Drug Theoretics and Cheminformatics Laboratory, Department of Pharmaceutical Technology, Jadavpur University, Kolkata 700 032, India.
Chem Res Toxicol. 2023 Sep 18;36(9):1518-1531. doi: 10.1021/acs.chemrestox.3c00155. Epub 2023 Aug 16.
The advancements in the field of cheminformatics have led to a reduction in animal testing to estimate the activity, property, and toxicity of query chemicals. Read-across structure-activity relationship (RASAR) is an emerging concept that utilizes various similarity functions derived from chemical information to develop highly predictive models. Unlike quantitative structure-activity relationship (QSAR) models, RASAR descriptors of a query compound are computed from its close congeners instead of the compound itself, thus targeting predictions in the model training phase. The objective of the present study is not to propose new QSAR models for skin sensitization but to demonstrate the enhancement in the quality of predictions of the skin-sensitizing potential of organic compounds by developing classification-based RASAR (c-RASAR) models. A diverse, previously curated data set was collected from the literature for which 2D descriptors were computed. The extracted essential features were then used to develop a classification-based linear discriminant analysis (LDA) QSAR model. Furthermore, from the read-across-based predictions, RASAR descriptors were calculated using the basic settings of the hyperparameters for the Laplacian Kernel-based optimum similarity measure. After feature selection, an LDA c-RASAR model was developed, which superseded the prediction quality of the LDA-QSAR model.
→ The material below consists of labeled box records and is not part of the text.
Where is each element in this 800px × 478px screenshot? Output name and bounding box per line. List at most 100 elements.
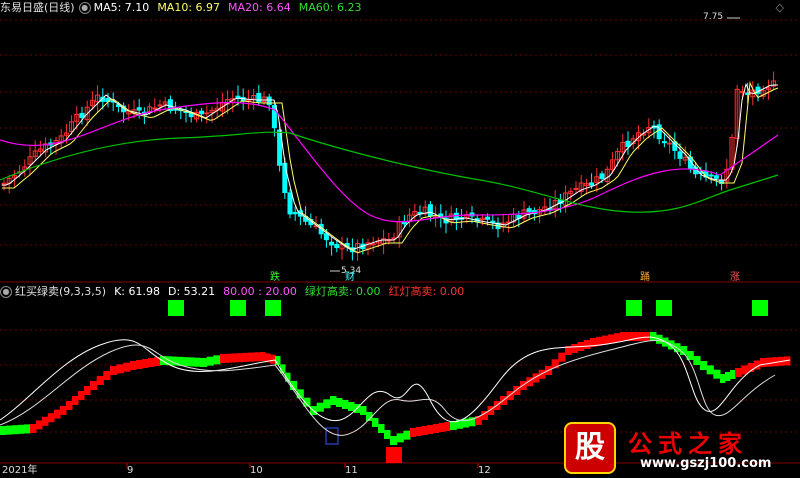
ma20-value: MA20: 6.64 <box>228 1 291 14</box>
indicator-step <box>571 344 578 353</box>
indicator-step <box>103 371 111 380</box>
indicator-title: 红买绿卖(9,3,3,5) <box>15 285 107 298</box>
candle-body <box>282 162 288 194</box>
red-signal-square <box>386 447 402 463</box>
candle-body <box>713 175 719 179</box>
indicator-step <box>225 353 232 363</box>
indicator-step <box>421 426 428 435</box>
indicator-step <box>741 365 748 375</box>
indicator-step <box>558 352 566 362</box>
indicator-step <box>0 426 7 435</box>
candle-body <box>136 107 142 111</box>
price-panel-header: 东易日盛(日线) ● MA5: 7.10 MA10: 6.97 MA20: 6.64 MA… <box>0 0 369 16</box>
indicator-step <box>242 352 250 362</box>
indicator-step <box>54 409 61 419</box>
diamond-icon[interactable]: ◇ <box>776 1 784 14</box>
indicator-step <box>396 433 404 443</box>
signal-label-2: 财 <box>345 272 355 283</box>
indicator-step <box>188 357 195 367</box>
indicator-step <box>348 402 355 411</box>
k-value: K: 61.98 <box>114 285 160 298</box>
indicator-step <box>766 357 773 367</box>
indicator-step <box>220 354 227 363</box>
watermark: 股 公式之家 www.gszj100.com <box>560 422 800 478</box>
indicator-step <box>200 358 208 367</box>
candle-body <box>152 107 158 110</box>
indicator-step <box>18 424 25 434</box>
levels-value: 80.00 : 20.00 <box>223 285 297 298</box>
indicator-step <box>700 361 708 370</box>
high-price-label: 7.75 <box>703 12 724 22</box>
candle-body <box>589 182 595 186</box>
indicator-step <box>608 334 615 344</box>
indicator-step <box>342 400 349 409</box>
stock-chart-window: 东易日盛(日线) ● MA5: 7.10 MA10: 6.97 MA20: 6.64 MA… <box>0 0 800 478</box>
candle-body <box>329 241 335 246</box>
indicator-step <box>427 425 434 434</box>
x-label-10: 10 <box>250 465 263 476</box>
candle-body <box>79 112 85 119</box>
ma60-value: MA60: 6.23 <box>298 1 362 14</box>
indicator-step <box>444 422 451 431</box>
indicator-step <box>48 413 55 423</box>
watermark-url: www.gszj100.com <box>640 456 772 471</box>
indicator-step <box>725 372 731 381</box>
signal-label-4: 涨 <box>730 272 740 283</box>
indicator-step <box>130 361 137 370</box>
indicator-step <box>378 424 385 433</box>
indicator-step <box>123 362 131 372</box>
candle-body <box>526 208 532 213</box>
indicator-circle-icon[interactable]: ● <box>0 286 12 298</box>
ma10-value: MA10: 6.97 <box>157 1 221 14</box>
signal-label-3: 踊 <box>640 272 650 283</box>
candle-body <box>599 173 605 180</box>
indicator-step <box>450 421 457 430</box>
green-signal-square <box>168 300 184 316</box>
indicator-step <box>12 425 19 435</box>
indicator-step <box>213 355 221 365</box>
indicator-step <box>403 430 411 440</box>
settings-circle-icon[interactable]: ● <box>78 2 91 14</box>
indicator-step <box>231 353 238 363</box>
indicator-step <box>693 356 701 365</box>
indicator-step <box>142 359 149 368</box>
watermark-title: 公式之家 <box>628 430 748 458</box>
red-sell-value: 红灯高卖: 0.00 <box>388 285 465 298</box>
candle-body <box>427 204 433 217</box>
indicator-step <box>36 420 43 430</box>
indicator-step <box>614 333 621 343</box>
signal-label-1: 跌 <box>270 272 280 283</box>
candle-body <box>401 221 407 225</box>
indicator-step <box>713 369 721 379</box>
candle-body <box>199 110 205 115</box>
candle-body <box>157 104 163 107</box>
indicator-step <box>30 424 37 433</box>
indicator-step <box>432 424 440 433</box>
indicator-step <box>644 332 651 341</box>
indicator-step <box>336 398 343 407</box>
candle-body <box>667 142 673 145</box>
indicator-step <box>194 357 201 367</box>
indicator-step <box>110 366 118 375</box>
indicator-step <box>390 436 398 445</box>
chart-title: 东易日盛(日线) <box>0 1 75 14</box>
indicator-step <box>415 427 422 436</box>
indicator-step <box>182 357 190 367</box>
indicator-step <box>372 418 379 427</box>
indicator-step <box>237 353 244 363</box>
indicator-step <box>720 374 726 383</box>
indicator-step <box>148 358 155 367</box>
indicator-step <box>330 396 337 405</box>
indicator-step <box>323 399 331 409</box>
indicator-step <box>24 424 31 434</box>
candle-body <box>485 216 491 220</box>
candle-body <box>625 140 631 147</box>
candle-body <box>661 141 667 144</box>
candle-body <box>708 174 714 177</box>
indicator-step <box>84 386 91 395</box>
green-sell-value: 绿灯高卖: 0.00 <box>304 285 381 298</box>
indicator-step <box>410 428 417 437</box>
indicator-step <box>438 423 445 432</box>
chart-canvas[interactable] <box>0 0 800 478</box>
indicator-step <box>90 381 98 390</box>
Various other combinations of RASAR descriptors were also taken to develop additional c-RASAR models, all showing better prediction quality than the LDA QSAR model while using a lower number of descriptors. Various other machine learning c-RASAR models were also developed for comparison purposes. In this work, we have proposed and analyzed three new similarity metrics: , , and . The first one is an indicator variable used to generate a simple univariate c-RASAR model with good prediction ability, while the remaining two are similarity indices used to analyze possible activity cliffs in the training and test sets and are believed to play an important role in the modelability analysis of data sets.
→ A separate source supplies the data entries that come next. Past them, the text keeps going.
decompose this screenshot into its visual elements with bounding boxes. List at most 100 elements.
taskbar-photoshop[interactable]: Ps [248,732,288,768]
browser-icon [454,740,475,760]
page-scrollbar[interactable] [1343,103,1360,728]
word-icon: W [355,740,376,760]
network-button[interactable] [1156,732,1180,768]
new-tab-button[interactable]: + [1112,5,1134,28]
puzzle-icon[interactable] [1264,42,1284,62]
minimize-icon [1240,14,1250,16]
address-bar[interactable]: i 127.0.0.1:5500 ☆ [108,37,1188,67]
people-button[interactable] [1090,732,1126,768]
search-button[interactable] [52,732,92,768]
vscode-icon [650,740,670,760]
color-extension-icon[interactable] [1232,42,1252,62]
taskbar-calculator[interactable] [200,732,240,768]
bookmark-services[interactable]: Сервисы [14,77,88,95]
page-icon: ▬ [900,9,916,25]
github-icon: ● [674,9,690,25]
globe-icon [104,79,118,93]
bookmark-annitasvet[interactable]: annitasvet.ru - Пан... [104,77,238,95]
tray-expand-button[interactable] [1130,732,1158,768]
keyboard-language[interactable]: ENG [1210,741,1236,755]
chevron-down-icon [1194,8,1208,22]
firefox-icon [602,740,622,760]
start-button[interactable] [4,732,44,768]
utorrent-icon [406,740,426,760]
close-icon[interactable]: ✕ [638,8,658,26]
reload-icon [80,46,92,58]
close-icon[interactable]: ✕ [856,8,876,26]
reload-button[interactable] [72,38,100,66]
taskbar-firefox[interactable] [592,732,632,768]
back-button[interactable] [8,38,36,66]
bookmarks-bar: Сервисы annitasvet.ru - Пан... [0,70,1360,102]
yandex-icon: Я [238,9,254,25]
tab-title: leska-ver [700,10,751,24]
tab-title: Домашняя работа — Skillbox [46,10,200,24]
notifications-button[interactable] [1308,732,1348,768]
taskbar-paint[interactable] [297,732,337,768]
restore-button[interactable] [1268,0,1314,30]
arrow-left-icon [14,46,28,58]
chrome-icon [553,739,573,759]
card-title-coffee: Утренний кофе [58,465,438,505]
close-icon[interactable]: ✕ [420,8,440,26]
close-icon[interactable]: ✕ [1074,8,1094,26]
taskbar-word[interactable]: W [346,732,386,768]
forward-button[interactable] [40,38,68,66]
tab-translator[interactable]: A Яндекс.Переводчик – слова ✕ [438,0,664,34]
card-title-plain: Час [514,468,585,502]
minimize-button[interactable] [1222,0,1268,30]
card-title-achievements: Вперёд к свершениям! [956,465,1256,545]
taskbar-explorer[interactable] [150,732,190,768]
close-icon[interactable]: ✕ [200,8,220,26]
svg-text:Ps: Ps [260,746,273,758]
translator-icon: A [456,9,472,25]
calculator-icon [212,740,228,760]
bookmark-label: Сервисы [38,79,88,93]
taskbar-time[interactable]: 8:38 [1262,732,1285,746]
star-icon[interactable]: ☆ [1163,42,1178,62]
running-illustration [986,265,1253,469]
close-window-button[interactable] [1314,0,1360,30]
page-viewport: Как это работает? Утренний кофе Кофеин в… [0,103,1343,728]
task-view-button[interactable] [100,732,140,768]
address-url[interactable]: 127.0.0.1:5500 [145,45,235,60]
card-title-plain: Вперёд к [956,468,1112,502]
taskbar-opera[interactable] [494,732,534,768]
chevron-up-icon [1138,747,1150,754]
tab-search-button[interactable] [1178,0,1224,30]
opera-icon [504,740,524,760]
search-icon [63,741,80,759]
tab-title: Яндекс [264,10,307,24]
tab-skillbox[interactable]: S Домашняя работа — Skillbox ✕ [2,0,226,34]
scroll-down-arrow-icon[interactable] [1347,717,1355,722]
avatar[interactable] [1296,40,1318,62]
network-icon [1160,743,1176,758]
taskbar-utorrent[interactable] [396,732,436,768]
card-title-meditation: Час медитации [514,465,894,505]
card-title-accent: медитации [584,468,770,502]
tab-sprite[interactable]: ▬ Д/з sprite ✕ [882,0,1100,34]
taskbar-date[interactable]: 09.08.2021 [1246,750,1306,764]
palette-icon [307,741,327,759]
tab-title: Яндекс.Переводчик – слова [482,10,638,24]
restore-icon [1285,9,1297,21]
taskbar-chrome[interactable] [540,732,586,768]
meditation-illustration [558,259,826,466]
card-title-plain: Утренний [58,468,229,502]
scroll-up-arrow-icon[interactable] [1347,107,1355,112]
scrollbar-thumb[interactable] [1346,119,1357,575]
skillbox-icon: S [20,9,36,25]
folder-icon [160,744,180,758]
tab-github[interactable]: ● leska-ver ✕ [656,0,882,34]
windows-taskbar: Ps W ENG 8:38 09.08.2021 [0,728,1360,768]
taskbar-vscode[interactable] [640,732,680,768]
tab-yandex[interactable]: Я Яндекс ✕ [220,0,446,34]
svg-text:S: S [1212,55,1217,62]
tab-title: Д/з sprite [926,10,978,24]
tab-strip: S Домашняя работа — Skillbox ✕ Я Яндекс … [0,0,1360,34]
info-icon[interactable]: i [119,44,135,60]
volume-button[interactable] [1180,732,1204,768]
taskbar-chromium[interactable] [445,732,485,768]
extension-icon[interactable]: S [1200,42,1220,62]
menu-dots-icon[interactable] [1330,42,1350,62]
化学信息学领域的进展已经使得动物测试的数量减少,以估计查询化学物质的活性、性质和毒性。读架结构-活性关系(RASAR)是一个新兴的概念,它利用从化学信息中得出的各种相似性函数来开发高度预测性的模型。与定量结构-活性关系(QSAR)模型不同,查询化合物的 RASAR 描述符是从其近亲化合物计算出来的,而不是从化合物本身计算出来的,因此针对的是模型训练阶段的预测。本研究的目的不是提出新的 QSAR 模型来预测皮肤致敏性,而是通过开发基于分类的 RASAR(c-RASAR)模型来证明提高有机化合物皮肤致敏潜力预测的质量。收集了来自文献的多样化、经过预先整理的数据,为其计算了 2D 描述符。然后,从提取的基本特征中,开发了基于分类的线性判别分析(LDA)QSAR 模型。此外,基于读架预测,使用拉普拉斯核最优相似度量的基本参数设置计算了 RASAR 描述符。在特征选择之后,开发了一个 LDA c-RASAR 模型,它超越了 LDA-QSAR 模型的预测质量。还采用了各种其他 RASAR 描述符组合来开发额外的 c-RASAR 模型,所有这些模型的预测质量都优于 LDA QSAR 模型,同时使用的描述符数量较少。还为比较目的开发了各种其他机器学习 c-RASAR 模型。在这项工作中,我们提出并分析了三种新的相似性度量: 、 和 。第一个是一个指示变量,用于生成具有良好预测能力的简单单变量 c-RASAR 模型,而其余两个是相似性指数,用于分析训练集和测试集中可能的活性悬崖,并被认为在数据集的可模型性分析中发挥重要作用。